Mal consciente do seu próprio movimento, Elric alcançou o cavaleiro e saltou para cima, arrastando-o pelas costas, tentando desmontá-lo do cavalo. O cavaleiro rosnou e conseguiu virar. Sua espada sibilante foi defendida pela de Elric e o albino o derrubou. Juntos, os dois caíram na areia, a poucos centímetros de onde Oone estava deitada. A mão que segurava a espada de Elric foi esmagada sob as costas blindadas do atacante, mas conseguiu libertar o punhal com a mão esquerda e teria golpeado aqueles horríveis olhos mortos se os dedos do homem não tivessem fechado sobre seu pulso.

— Terá de me matar antes de machucá-la! — a voz normalmente melódica de Elric era um grunhido de ódio. Porém o guerreiro apenas riu de novo, o fantasma de Alnac desaparecendo de seus olhos.

Eles lutaram assim por vários momentos, sem obter qualquer vantagem real. Elric podia ouvir a própria respiração, o grunhido do homem de armadura, o relincho do cavalo e o suspiro de Oone enquanto tentava se erguer.

— Guerreiro da Pérola!

Era outra voz. Não de Oone, e sim de uma mulher; e carregava autoridade considerável.

— Guerreiro da Pérola! Você não deve cometer mais violência contra esses viajantes!

O guerreiro grunhiu, contudo ignorou a mulher. Seus dentes tentaram se fechar na garganta de Elric, e tentou virar o punhal em direção ao coração do albino. Agora havia gotas de saliva espumosa em seus lábios, gotas brancas contornando sua boca.

— Guerreiro da Pérola!

De repente, o guerreiro começou a falar, sussurrando para Elric como se fosse um colega conspirador.

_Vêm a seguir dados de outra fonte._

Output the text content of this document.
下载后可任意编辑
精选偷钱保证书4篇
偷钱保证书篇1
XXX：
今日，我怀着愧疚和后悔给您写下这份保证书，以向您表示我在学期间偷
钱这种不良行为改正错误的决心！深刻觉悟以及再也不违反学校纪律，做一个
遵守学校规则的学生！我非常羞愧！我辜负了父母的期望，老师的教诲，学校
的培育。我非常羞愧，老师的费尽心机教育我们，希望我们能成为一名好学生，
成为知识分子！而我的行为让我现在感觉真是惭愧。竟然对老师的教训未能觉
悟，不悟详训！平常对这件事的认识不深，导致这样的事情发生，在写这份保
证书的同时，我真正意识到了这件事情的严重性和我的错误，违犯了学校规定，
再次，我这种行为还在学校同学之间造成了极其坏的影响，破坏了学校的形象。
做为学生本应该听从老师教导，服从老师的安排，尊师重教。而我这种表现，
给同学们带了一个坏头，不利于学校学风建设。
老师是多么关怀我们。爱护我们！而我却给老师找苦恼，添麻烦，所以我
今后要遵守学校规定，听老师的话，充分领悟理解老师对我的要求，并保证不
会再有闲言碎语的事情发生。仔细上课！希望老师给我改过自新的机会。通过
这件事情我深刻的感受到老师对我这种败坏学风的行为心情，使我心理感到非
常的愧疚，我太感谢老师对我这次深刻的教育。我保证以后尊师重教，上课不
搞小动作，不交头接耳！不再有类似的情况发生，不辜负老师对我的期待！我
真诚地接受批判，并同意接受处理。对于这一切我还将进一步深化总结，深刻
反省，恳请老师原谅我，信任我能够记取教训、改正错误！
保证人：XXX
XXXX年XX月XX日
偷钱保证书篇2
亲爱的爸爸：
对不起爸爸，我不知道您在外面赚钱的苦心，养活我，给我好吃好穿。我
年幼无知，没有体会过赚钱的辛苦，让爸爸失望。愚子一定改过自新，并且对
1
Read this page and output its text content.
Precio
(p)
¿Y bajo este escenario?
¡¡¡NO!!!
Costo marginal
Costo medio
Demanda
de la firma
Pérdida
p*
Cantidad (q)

— Não de ouvidos a ela. Posso te ajudar. Por que não vem conosco e aprende a explorar a Grande Estepe, onde toda a caça é rica? E há melões, com gosto das mais delicadas cerejas. Posso oferecê-lo roupa maravilhosa. Não de ouvidos. Sim, eu sou Alnac, seu amigo.

Elric se sentiu repelido pela balbuciação insana, mais do que pela aparência horrível da criatura e pela sua violência.

— Pense em todo o poder que há ali. Eles temem você. Temem a mim, Elric. Eu te conheço. Não sejamos rivais. Juntos podemos ter sucesso. Não sou livre, porém você poderia viajar por nós dois. Não sou livre, contudo você não terá de suportar responsabilidades. Não sou livre, todavia, Elric, tenho tantos escravos à minha disposição. Eles são seus. Ofereço-te novas riquezas e novas filosofias, novas formas de realizar todos os desejos. Te temerei e tu me temerás. Então nós nos uniremos, um ao outro. É o único laço que alguma vez significará alguma coisa. Eles sonham com você, até eu, que não sonho...

— Guerreiro da Pérola!

Com um chocalho de osso e marfim, de tartaruga e madrepérola, o guerreiro de pele leprosa se desvencilhou de Elric.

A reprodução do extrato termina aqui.